Scientists have suggested that interstellar dust capable of transporting micro-organisms across the universe is the source of life on Earth.
A study led by the University of Edinburgh’s Professor Arjun Berera has posited that bacteria and micro-animals, capable of surviving hazardous journeys through space, could be the source of life on our little blue planet.
An example of this remarkable space travel can be seen in Saturn’s rings, where scientists at the European Space Agency say they have found evidence that of materials that originated on the neighbouring moon Enceladus.
According to Berera’s study, hypervelocity space dust, which can travel at up to 70km per hour, is ‘constantly bombarding the Earth’.
In the study Berera explained how the dust could be responsible for bringing life to Earth, and life on Earth to other planets.
The proposition that space dust collisions could propel organisms over enormous distances between planets raises some exciting prospects of how life and the atmospheres of planets originated.
The streaming of fast space dust is found throughout planetary systems and could be a common factor in proliferating life.
The possibility that life on Earth is technically alien life from outer space has been explored in the past by other scientists.
In 2013 biochemist Steven Benner presented a paper positing that Earth life originated on Mars, in the form of organic compounds.

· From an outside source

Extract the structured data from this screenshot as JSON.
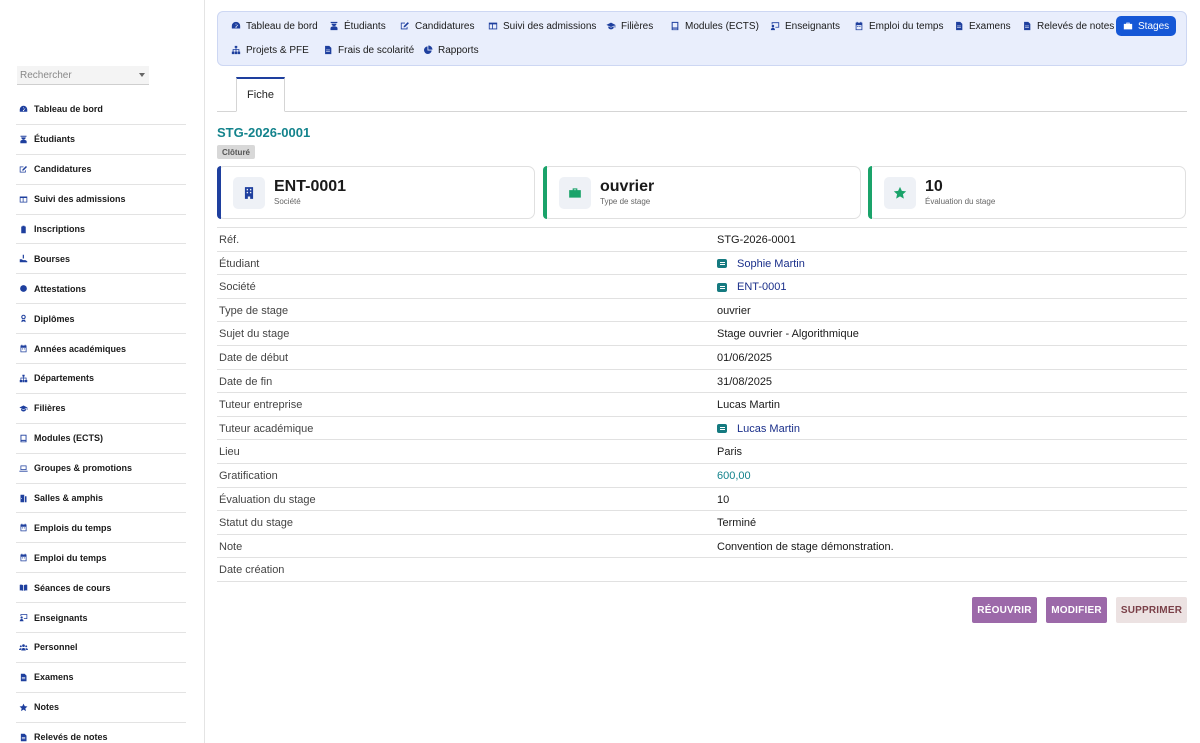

Some have even suggested the first microorganisms could have come from an asteroid which impacted with Earth, or another planet such as Mars.
Analysis of a Martian meteorite recently showed that there was boron on Mars; we now believe that the oxidized form of molybdenum was there, too.
Boron and molybdenum are part of the building blocks of life, and according to Benner the Earth, whose surface may once have been 100 per cent water, would have struggled to produce boron by itself, suggesting therefore that it came from space.